Former bowling coach at the time of the ball-tampering scandal admitted it was a collective failure.
Former Australian bowling coach David Saker said the finger-pointing in the infamous ball-tampering scandal in 2018 is going on and on and fingers can also be pointed at him.
His comments came after Cameron Bancroft – the man responsible for carrying sandpaper onto Newlands during the third Test against South Africa and was seen using it – reopened the infamous ball-tampering scandal by hinting that the Australian bowlers had knowledge of the plot, but only him, Steve Smith, and David Warner were handed heavy bans by Cricket Australia (CA).
Saker was the Australia bowling coach during the 2018 ball-tampering scandal in Cape Town and left the job in early 2019. He is now working with Sri Lanka’s national team since 2019.
The former coach believes that the 2018 sandpapergate controversy will forever haunt Australian cricket much like Trevor Chappell’s underarm ball incident against New Zealand 40 years ago in 1981.
While terming the Cape Town incident of 2018 as a collective failure, Saker said the Australians made a “monumental mistake” that could have been prevented but unfortunately, it happened.
Saker told Sydney Morning Herald: “Obviously a lot of things went wrong at that time. The finger-pointing is going to go on and on and on. There were a lot of people to blame. It could have been me to blame, it could have been someone else.
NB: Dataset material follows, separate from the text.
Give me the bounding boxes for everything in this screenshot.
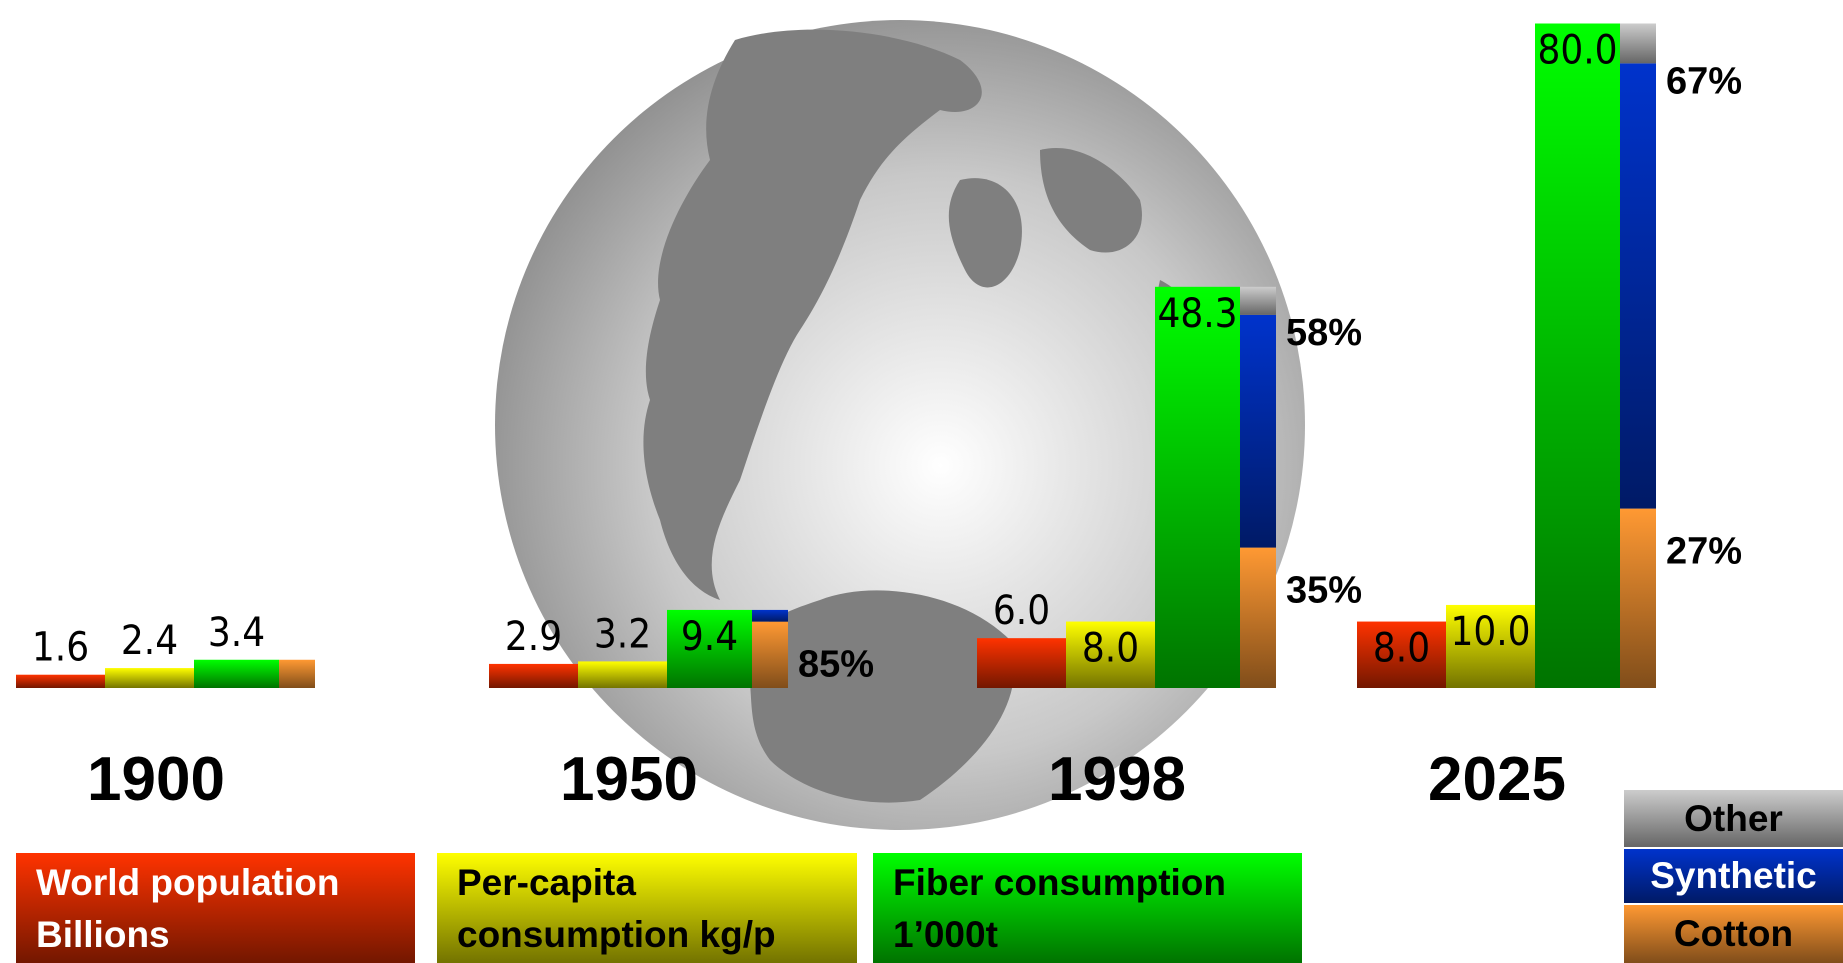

It could have been stopped and it wasn't, which is unfortunate.”
he further added, “You could point your finger at me, you could point your finger at Boof (then-coach Darren Lehmann), could you point it at other people, of course, you could. The disappointing thing is it's never going to go away. Regardless of what's said. We all know that we made a monumental mistake. The gravity wasn't as plain until it all came out.”
On the pacer Bancroft, the former bowling coach noted: “Cameron's (Bancroft) a very nice guy. He's just doing it to get something off his chest ... He's not going to be the last.”
After Bancroft’s statement, CA announced that the board was open to a re-investigation into the incident, but Saker wasn't sure what a reopened investigation would achieve.
He signed off by saying, “I don't think it'd be unfair. I just don't know what they're going to find out. It's like the underarm, it's never going to go away.”